Le Français face à l’anglais
23 août 2023« Le Français face à l’Anglais : aspects linguistiques » est une publication de Michael D. Picone. Vous pouvez la lire sur le site Persée. Le livre de Michael Edwards, en photo, est un oxymore en lui-même. Il dépasse la notion d’opposition entre les deux langues.
Nommer
« Effectivement, l’anglais semble bien répondre aux exigences d’une culture occidentale qui, se caractérisant plus que jamais tant par la mise au point de nouvelles techniques que par la production, la commercialisation et la consommation de nouveaux produits, éprouve, de ce fait, un grand besoin de nomenclature.

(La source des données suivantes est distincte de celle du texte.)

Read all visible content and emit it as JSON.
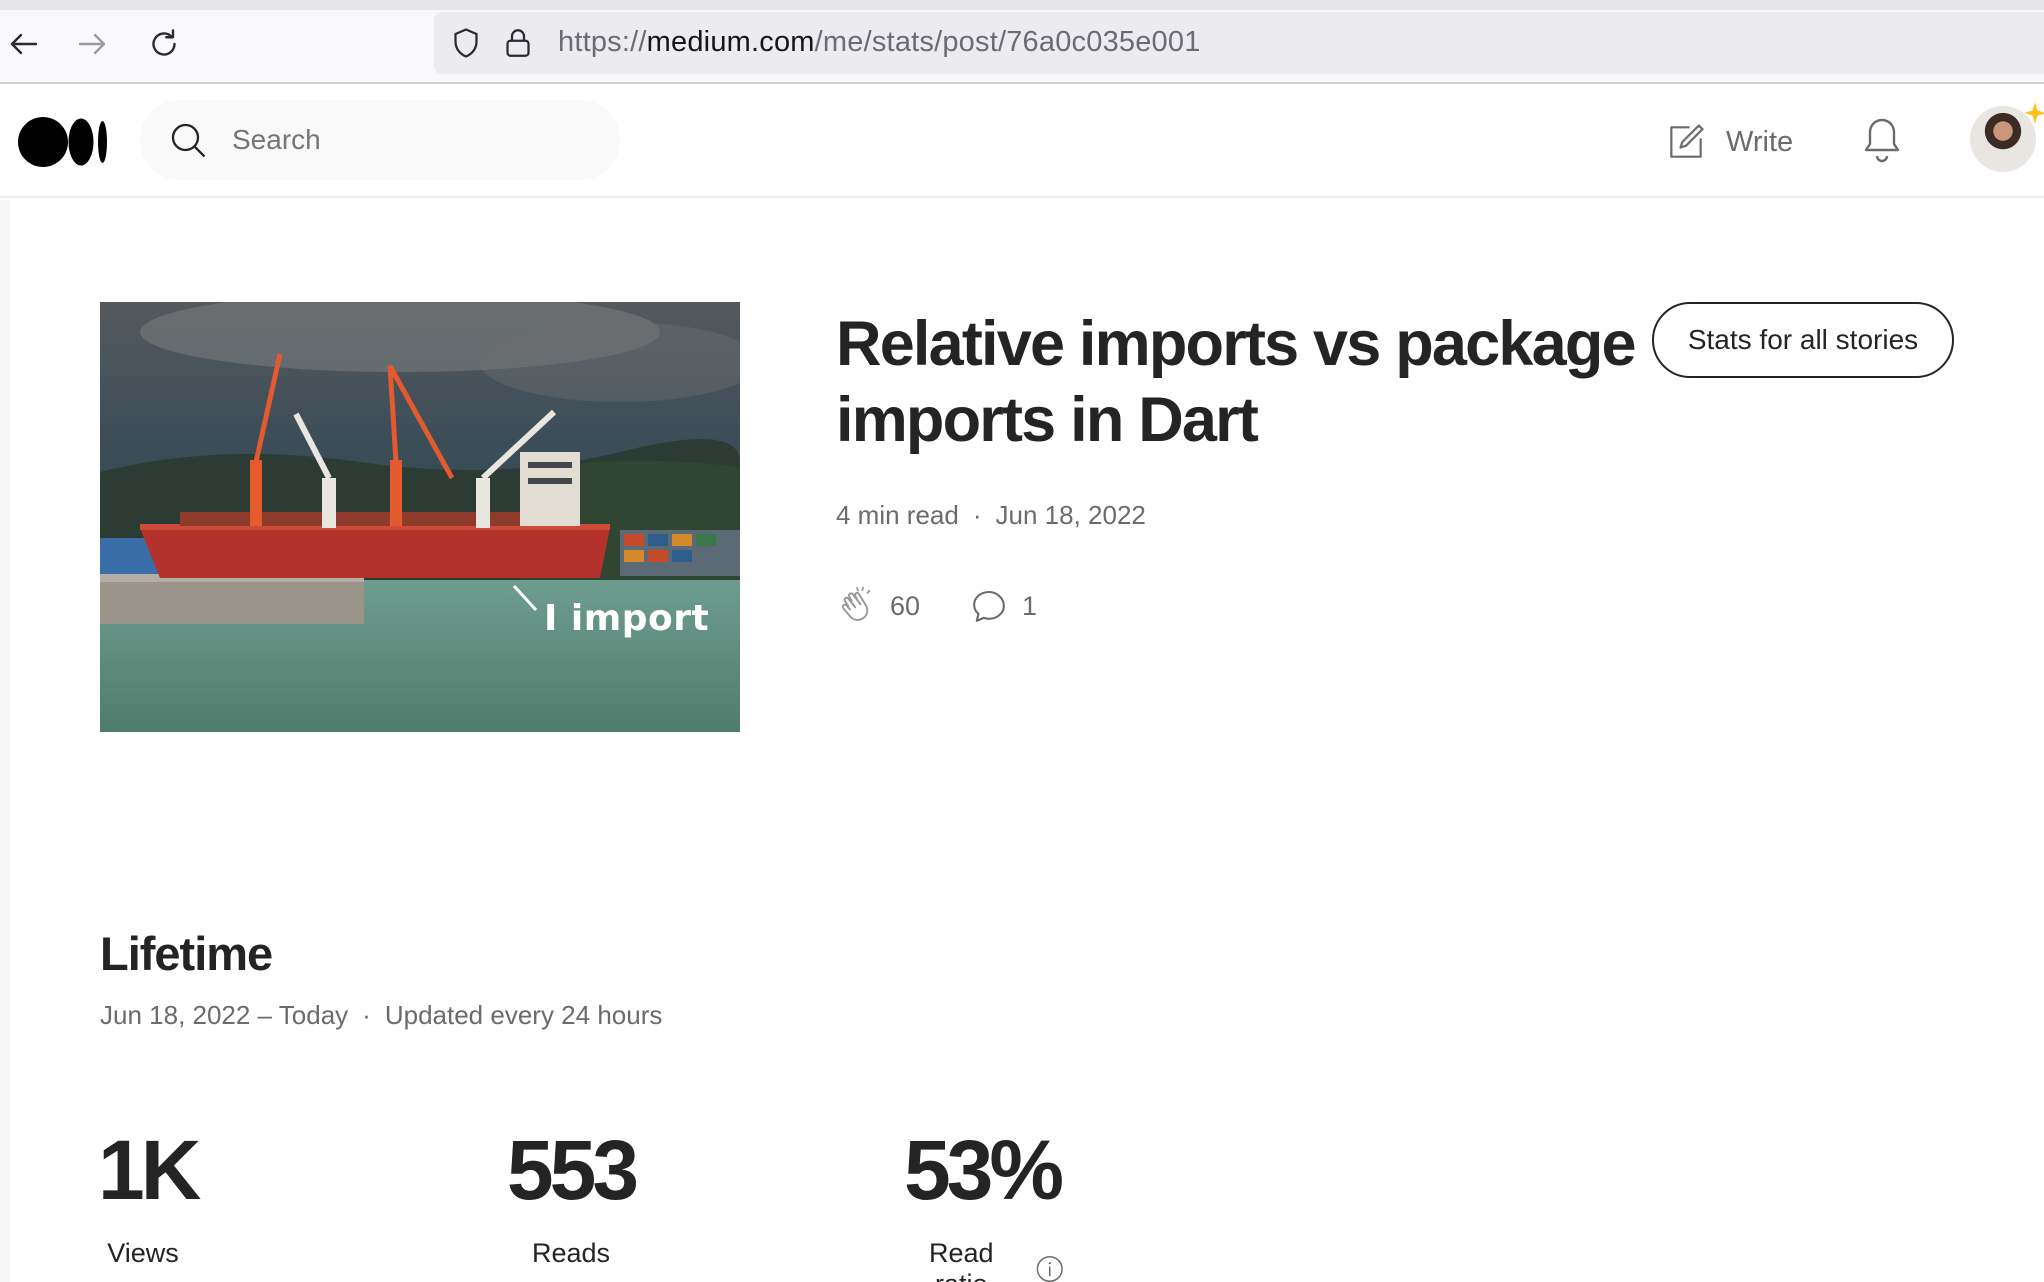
{
  "browser": {
    "url_scheme": "https://",
    "url_domain": "medium.com",
    "url_path": "/me/stats/post/76a0c035e001"
  },
  "header": {
    "search_placeholder": "Search",
    "write_label": "Write"
  },
  "post": {
    "title": "Relative imports vs package imports in Dart",
    "read_time": "4 min read",
    "date": "Jun 18, 2022",
    "claps": "60",
    "responses": "1",
    "cover_caption": "I import",
    "stats_all_label": "Stats for all stories"
  },
  "lifetime": {
    "title": "Lifetime",
    "range": "Jun 18, 2022 – Today",
    "update_note": "Updated every 24 hours",
    "stats": {
      "views": {
        "value": "1K",
        "label": "Views"
      },
      "reads": {
        "value": "553",
        "label": "Reads"
      },
      "read_ratio": {
        "value": "53%",
        "label": "Read ratio"
      }
    }
  },
  "icons": {
    "back": "arrow-left-icon",
    "forward": "arrow-right-icon",
    "reload": "reload-icon",
    "shield": "shield-icon",
    "lock": "lock-icon",
    "search": "search-icon",
    "write": "write-icon",
    "bell": "bell-icon",
    "clap": "clap-icon",
    "response": "comment-icon",
    "info": "info-icon"
  }
}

Or, historiquement, il est clair que l’extension de telle langue dans le monde et le recul ou l’extinction de telle autre sont attribuables avant tout à la domination technologique, économique et politique, ainsi qu’au prestige culturel de la civilisation associée à la langue dominante…
Analyser
Langue analytique, le français préfère, notamment, l’ordre de modification «progressif», allant du déterminé au déterminant (gel nucléaire, pluie acide), parce que, selon cette formule, l’idée « espèce » figure d’abord, avant qu’intervienne l’idée associative. Par contraste, l’anglais est synthétique en ce sens qu’il brouille la hiérarchie de l’association en la renversant par l’ordre de modification «régressif», allant du déterminant au déterminé: nuclearfreeze, acid rain…
Ainsi l’ordre de modification régressif, qui est typique en anglais, correspond à une démarche synthétique, alors que l’ordre de modification progressif, qui est typique en
français, correspond à une démarche analytique…Or, il est manifeste que les notions d’analyse et de synthèse forment une opposition naturelle, ce qui n’est pas sans intérêt lorsqu’il est question de la concurrence entre deux langues. »
L’invention lexicale
L’auteur pense que la langue française vit une crise. Les emprunts à l’anglais n’en sont qu’un volet. Il s’agit de faire sauter certains verrous qui freinent l’invention lexicale alors que notre société se doit de suivre le rythme des innovations dans tous les domaines. Que de choses nouvelles à nommer !
Et puis le français apparaît comme une langue rigide, très contrôlée, ce qui en réduit le charme.
Trouver un compromis ?
« Le français évolue. Il ne s’ensuit pas qu’il meurt. Au contraire, il est bien possible que cette évolution soit nécessaire à sa survie. Pour tous ceux qui aiment la langue française et lui souhaitent un avenir dans le monde, la présente hyperactivité néologique, y compris des formes hybrides et bâtardes, est un bon signe. Car cette hyperactivité témoigne du fait que le français, c’est-à-dire les Français, sont à la hauteur du défi lexicogénétique. Le français édifie sa défense avec énergie. Peut-être le français finira-t-il par se transformer, pour accepter de devenir plus synthétique. Faute d’une telle transformation, il risquera de ne garder sa pureté qu’aux dépens de son avenir dans le monde. »
Une langue qui associerait pour les équilibrer la synthèse et l’analyse, le contrôle et l’inventivité ?
La langue et la réalité
Contrairement à ce qu’avancent certains lexicologues, la langue n’est pas simplement un outil. Elle ne décrit pas le monde, elle l’invente. Elle participe pleinement de notre relation au monde, de la construction de « notre » réalité. Hassan II avait demandé, dans les années 80, aux professeurs qui enseignaient le Français au Maroc, de se limiter à en faire un outil de communication, pas la construction d’une pensée. Celle-ci aurait pu se révéler critique pour le pouvoir royal. Marc-Alain Ouaknin souligne le rôle primordial de la langue dans la construction et l’interprétation de la réalité. Nommer et analyser sont liés.